10 thoughts on “Senn-isms

  1. 1) is true, because "too large" means "too many people exposed to an experimental treatment that might be worse than known treatments in some way." Almost a definition, though. We exposed an extra 100 people, knowing that it improved our chances of learning something by very little.

    2) is true, because "too small" means people were exposed… but there wasn't any real chance of learning anything from the study.

    3), 4), and 5) sure look like contradictions to me, too.

  2. 3 and 4 are obviously not contradictory. Significant effects in large trials require large numbers of failures to overcome. But, holding p value constant, effects must be larger in small trials than in large trials… it takes huge effects in a small trial to get the same p value as some arge trial. But if you're going to use p values as evidence, which you shouldn't (Royall 1997) the evidence they give is the same.

  3. The 180 / 182 comments make sense: in terms of statistical significance, you only need to look at the p-value. But in terms of the medical significance, a smaller sample with the same p-value must have a much larger point estimate on the size of the effect.

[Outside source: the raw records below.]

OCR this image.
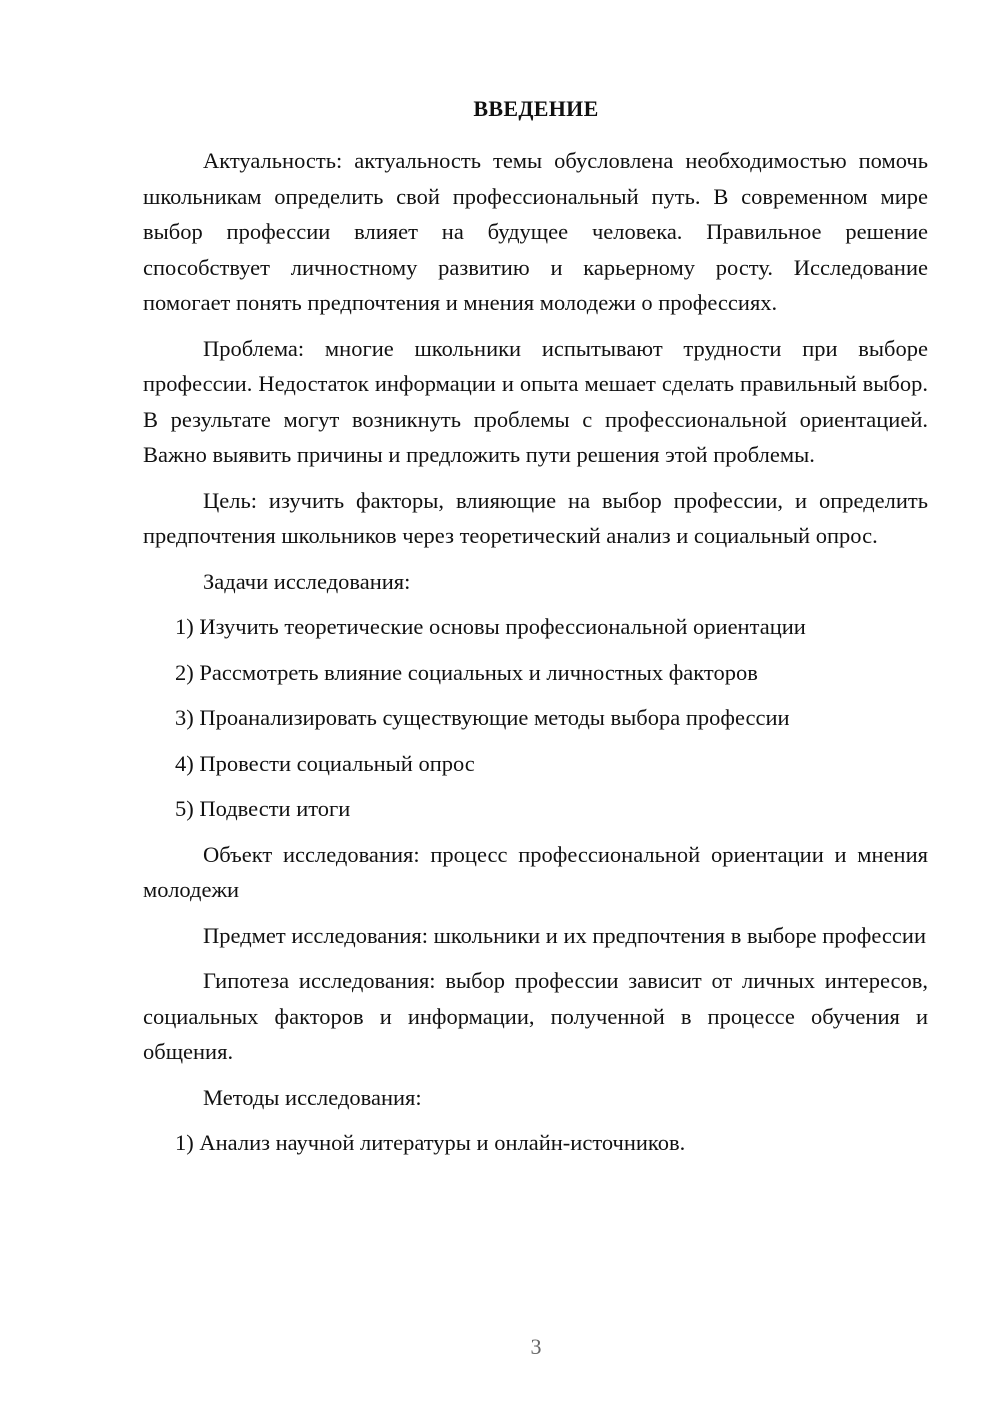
ВВЕДЕНИЕ

Актуальность: актуальность темы обусловлена необходимостью помочь школьникам определить свой профессиональный путь. В современном мире выбор профессии влияет на будущее человека. Правильное решение способствует личностному развитию и карьерному росту. Исследование помогает понять предпочтения и мнения молодежи о профессиях.

Проблема: многие школьники испытывают трудности при выборе профессии. Недостаток информации и опыта мешает сделать правильный выбор. В результате могут возникнуть проблемы с профессиональной ориентацией. Важно выявить причины и предложить пути решения этой проблемы.

Цель: изучить факторы, влияющие на выбор профессии, и определить предпочтения школьников через теоретический анализ и социальный опрос.

Задачи исследования:

1) Изучить теоретические основы профессиональной ориентации

2) Рассмотреть влияние социальных и личностных факторов

3) Проанализировать существующие методы выбора профессии

4) Провести социальный опрос

5) Подвести итоги

Объект исследования: процесс профессиональной ориентации и мнения молодежи

Предмет исследования: школьники и их предпочтения в выборе профессии

Гипотеза исследования: выбор профессии зависит от личных интересов, социальных факторов и информации, полученной в процессе обучения и общения.

Методы исследования:

1) Анализ научной литературы и онлайн-источников.

3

  4. So, to summarize the above comments:

    Statement 1 is about "most trials" whereas statement 2 is about "small trials", so there's no inherent contradiction. Statement 3 is about what p-values say about effect sizes whereas statement 4 is about what p-values say about hypothesis testing, and again there is no inherent contradiction. (I'm down with Royall on p-values — I just think he shouldn't have stopped at likelihood, but gone all the way to Bayes.)

  5. Regarding 3&4, let's remember that p-values, under the null hypothesis, are uniformly distributed.

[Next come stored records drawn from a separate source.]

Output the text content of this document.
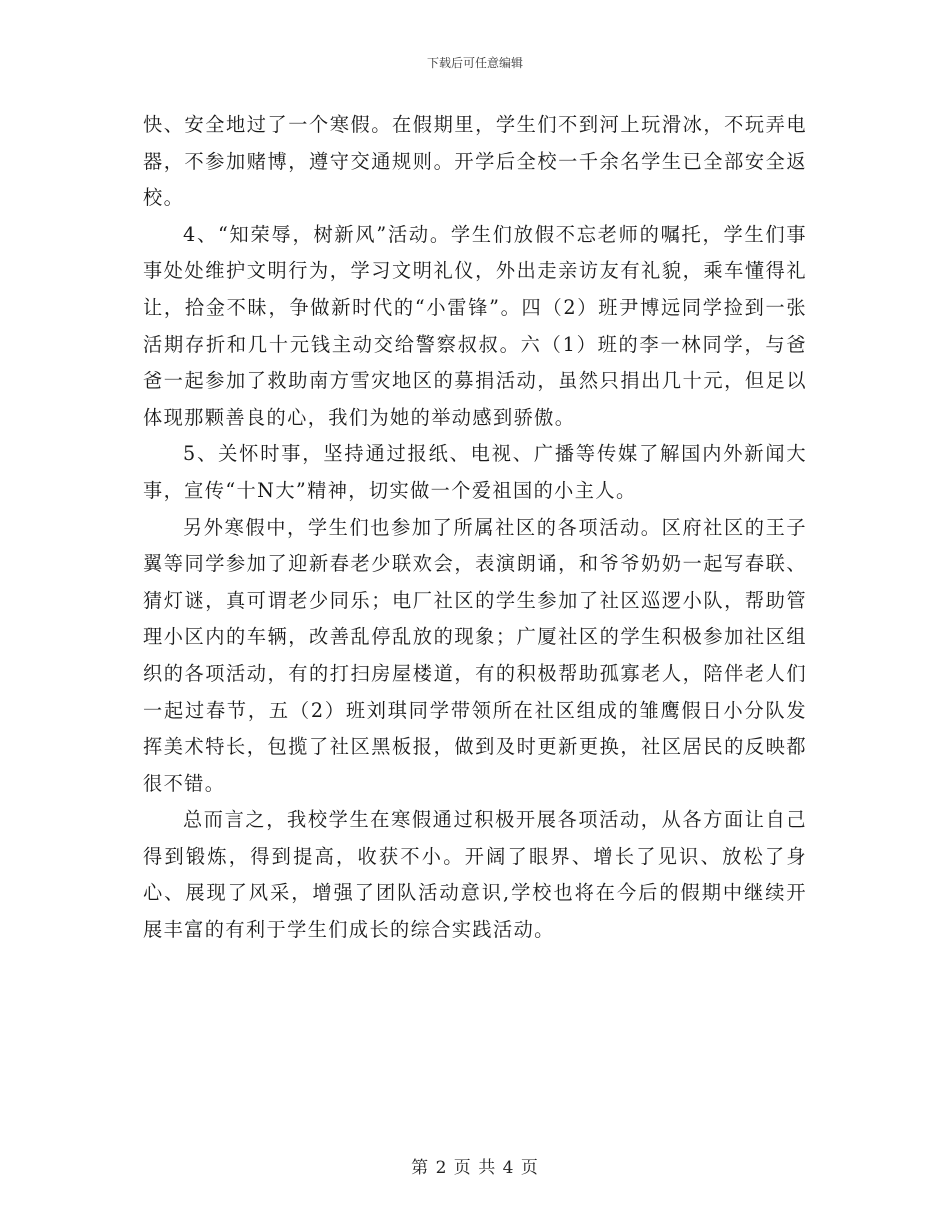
下载后可任意编辑

快、安全地过了一个寒假。在假期里，学生们不到河上玩滑冰，不玩弄电器，不参加赌博，遵守交通规则。开学后全校一千余名学生已全部安全返校。

4、“知荣辱，树新风”活动。学生们放假不忘老师的嘱托，学生们事事处处维护文明行为，学习文明礼仪，外出走亲访友有礼貌，乘车懂得礼让，拾金不昧，争做新时代的“小雷锋”。四（2）班尹博远同学捡到一张活期存折和几十元钱主动交给警察叔叔。六（1）班的李一林同学，与爸爸一起参加了救助南方雪灾地区的募捐活动，虽然只捐出几十元，但足以体现那颗善良的心，我们为她的举动感到骄傲。

5、关怀时事，坚持通过报纸、电视、广播等传媒了解国内外新闻大事，宣传“十N大”精神，切实做一个爱祖国的小主人。

另外寒假中，学生们也参加了所属社区的各项活动。区府社区的王子翼等同学参加了迎新春老少联欢会，表演朗诵，和爷爷奶奶一起写春联、猜灯谜，真可谓老少同乐；电厂社区的学生参加了社区巡逻小队，帮助管理小区内的车辆，改善乱停乱放的现象；广厦社区的学生积极参加社区组织的各项活动，有的打扫房屋楼道，有的积极帮助孤寡老人，陪伴老人们一起过春节，五（2）班刘琪同学带领所在社区组成的雏鹰假日小分队发挥美术特长，包揽了社区黑板报，做到及时更新更换，社区居民的反映都很不错。

总而言之，我校学生在寒假通过积极开展各项活动，从各方面让自己得到锻炼，得到提高，收获不小。开阔了眼界、增长了见识、放松了身心、展现了风采，增强了团队活动意识,学校也将在今后的假期中继续开展丰富的有利于学生们成长的综合实践活动。

第 2 页 共 4 页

    So maybe they tell us nothing about anything.

  6. Alex F – you ruined our chances for an all "John/Jonathan" comment list!

    The smaller sample with the same p-value must have a much larger point estimate on the size of the effect, true, but a much less accurate one as well. Am I overlooking something fundamental here?

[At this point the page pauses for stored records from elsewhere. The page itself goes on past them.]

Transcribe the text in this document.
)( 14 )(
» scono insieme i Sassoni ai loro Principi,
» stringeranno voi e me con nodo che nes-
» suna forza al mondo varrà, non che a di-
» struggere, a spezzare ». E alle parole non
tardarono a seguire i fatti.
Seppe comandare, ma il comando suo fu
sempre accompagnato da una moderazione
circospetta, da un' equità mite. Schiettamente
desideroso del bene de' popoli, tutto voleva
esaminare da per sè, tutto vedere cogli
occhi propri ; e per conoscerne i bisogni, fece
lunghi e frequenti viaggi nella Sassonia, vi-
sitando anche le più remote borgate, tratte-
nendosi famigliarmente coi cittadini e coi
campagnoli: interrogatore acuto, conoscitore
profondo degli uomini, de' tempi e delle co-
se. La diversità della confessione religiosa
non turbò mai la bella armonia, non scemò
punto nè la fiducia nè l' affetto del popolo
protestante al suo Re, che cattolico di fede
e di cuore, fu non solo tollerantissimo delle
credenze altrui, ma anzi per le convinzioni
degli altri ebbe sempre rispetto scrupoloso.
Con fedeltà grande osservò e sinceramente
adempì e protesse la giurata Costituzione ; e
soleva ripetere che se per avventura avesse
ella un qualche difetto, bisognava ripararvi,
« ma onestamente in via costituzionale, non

  7. If we condition on a p-value of 0.005, with a small sample we may have a 99% confidence interval on a treatment effect of [0, 10], say, but with a much larger sample the confidence interval may be [0, 1]. The latter would seem to be much more indicative of the efficacy of the treatment than the former, contradicting point #4. Less indicative of a potentially very efficacious treatment; more indicative of what the efficacy actually is.

  8. It's flattering to find so much interest in the book. However,…in the preface to the first edition it says
    "I became convinced that statisticians pay their non-statistical colleagues a disservice if they try to gloss over genuine disagreements."

    and in the preface to the second edition

    "It is appropriate for me to repeat a general warning about the book that Carl-Fredrik Burman has drawn to my attention. A number of the section heading contain statements of position. For example, Chapter 7 has a section, ‘The propensity score is a superior alternative to adjusting for confounders than analysis of covariance’. You will get a very misleading impression of the message of the book if you take these as being my position. This is a book about issues and where such statements are made it is nearly always because, as is the case with this one, I wish to take issue with them."

    In other words, the headings are statements that you will find given and justified in the statistical literature. There is a sense in which they are true – an exact moderately significant P-value is more impressive if it comes from a small trial, for example, whereas the result 'significant at the 5% level' is more impressive if it comes from a large trial. However, they do not represent, when taken out of context, my view.